Ideas and opportunities take centre stage at DVB World 2023

With the event adopting the unconference format for the second year running, DVB World 2023 delivered an intense day of discussions on the future of media delivery in Brussels last week. Over 120 participants gathered on Thursday morning, together building an agenda that covered a broad range of topics – 36 pitches leading to 27 sessions, running in parallel blocks throughout the day.

Session hosts were encouraged to be “output-oriented” as much as possible. This meant ensuring time was given to discussing the next steps that would move a topic forward. Almost every session report (available to DVB Members and event participants) defined such next steps, which will typically result in new requests back to the relevant DVB working groups, or further research or action by those involved in the discussions.

The DVB Project Office will hold a webinar to track progress on the next steps for all sessions in 4–6 months’ time.

DVB-I dominant

DVB-I was among the most-discussed topics at the event, effectively becoming the subject of a conference within an unconference in a series of sessions. A general scene-setting overview of how the specification itself is evolving was followed by a session featuring updates from the trial and test activities in Italy, Germany and Ireland.

A session on service discovery and service lists was followed by one on accessibility features, and another on metadata preparation. The day was rounded off with a very fruitful discussion identifying barriers to DVB-I deployment and actions to drive momentum.

Progress on other DVB solutions

Another set of sessions focused on other existing DVB specifications and explored ways of increasing their deployment. Topics discussed included the extent to which DVB Native IP might help broadcast operators close the gap on OTT services, effective ways of getting more UHD HDR (high dynamic range) content into homes, and the challenge of encouraging uptake of DVB’s Targeted Advertising specifications.

There was also a session on how DVB-SIS (Single Illumination System) might gain more market traction if there were a renewed focus on verification and validation (V&V) as a means of easing deployment.

New technologies and trends

Wider industry trends inspired several sessions, with participants exploring where there might be some new standardization work for the DVB Project to undertake across a diverse range of topics. One session, for example, asked what might be needed beyond existing DRM (digital rights management) solutions for OTT content; another discussed whether open caching technology could have a role to play in DVB-MABR and DVB-NIP; and several other sessions looked at new user experience technologies such as film grain synthesis, haptics and volumetric video.

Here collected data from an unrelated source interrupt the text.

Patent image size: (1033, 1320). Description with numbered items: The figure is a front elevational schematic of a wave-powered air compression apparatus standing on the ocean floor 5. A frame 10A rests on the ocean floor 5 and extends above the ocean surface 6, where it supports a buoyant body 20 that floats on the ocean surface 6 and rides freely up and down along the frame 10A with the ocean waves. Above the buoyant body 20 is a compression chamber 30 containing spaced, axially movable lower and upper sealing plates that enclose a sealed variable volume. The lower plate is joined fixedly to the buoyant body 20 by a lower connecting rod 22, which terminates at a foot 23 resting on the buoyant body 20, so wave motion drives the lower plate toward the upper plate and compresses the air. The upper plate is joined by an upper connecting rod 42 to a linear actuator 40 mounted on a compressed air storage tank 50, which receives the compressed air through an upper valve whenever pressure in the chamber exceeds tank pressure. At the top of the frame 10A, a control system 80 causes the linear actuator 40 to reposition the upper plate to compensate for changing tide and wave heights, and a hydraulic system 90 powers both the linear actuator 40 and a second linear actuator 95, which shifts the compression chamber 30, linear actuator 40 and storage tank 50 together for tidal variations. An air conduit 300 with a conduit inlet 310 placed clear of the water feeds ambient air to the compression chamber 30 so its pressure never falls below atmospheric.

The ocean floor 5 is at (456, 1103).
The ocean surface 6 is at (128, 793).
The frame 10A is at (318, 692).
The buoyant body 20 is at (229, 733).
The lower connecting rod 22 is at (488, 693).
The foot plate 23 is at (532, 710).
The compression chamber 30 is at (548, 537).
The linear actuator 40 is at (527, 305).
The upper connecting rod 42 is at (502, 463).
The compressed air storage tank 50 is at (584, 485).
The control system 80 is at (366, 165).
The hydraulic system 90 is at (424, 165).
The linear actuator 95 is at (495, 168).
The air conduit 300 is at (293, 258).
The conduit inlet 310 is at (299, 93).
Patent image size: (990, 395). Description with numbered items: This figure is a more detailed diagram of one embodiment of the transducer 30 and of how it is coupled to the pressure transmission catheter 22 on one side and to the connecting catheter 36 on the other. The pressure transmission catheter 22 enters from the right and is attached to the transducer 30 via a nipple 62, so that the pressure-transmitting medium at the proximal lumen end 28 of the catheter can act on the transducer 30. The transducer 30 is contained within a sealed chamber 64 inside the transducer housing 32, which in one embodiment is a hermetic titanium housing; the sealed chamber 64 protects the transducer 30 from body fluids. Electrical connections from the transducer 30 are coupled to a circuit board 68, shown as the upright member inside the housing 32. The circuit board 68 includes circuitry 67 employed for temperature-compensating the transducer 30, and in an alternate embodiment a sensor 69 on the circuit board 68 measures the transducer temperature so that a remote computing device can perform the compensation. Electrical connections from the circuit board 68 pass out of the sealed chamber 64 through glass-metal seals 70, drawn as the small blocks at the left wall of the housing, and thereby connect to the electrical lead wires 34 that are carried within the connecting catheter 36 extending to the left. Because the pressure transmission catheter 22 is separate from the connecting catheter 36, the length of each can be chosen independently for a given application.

Other topics appearing on the agenda included sustainability – and specifically the contribution that “good enough content” and “good enough delivery” can make, as well as the potential conflict with the goal of resilience – and questions around fragmentation in global standards and the potential for finding more commonalities.

Looking inward

Finally, some of those most active in the running of the DVB Project took the opportunity to canvas opinions and inputs, including from non-members, on how the organization can evolve for the better. This included, for example, a session on how to get more involvement in DVB activities from younger generations and another on how the organization’s promotional budget can be best allocated to ensure better awareness and understanding of DVB specifications. There were also discussions on reference tools and test content that could be made available to implementers.

The day was rounded off with a “closing circle”, where every session host gave a brief summary of their session and what they expected will happen next. A report has been filed on every session and is available to DVB World 2023 attendees and to DVB Members via the Unconference Hub.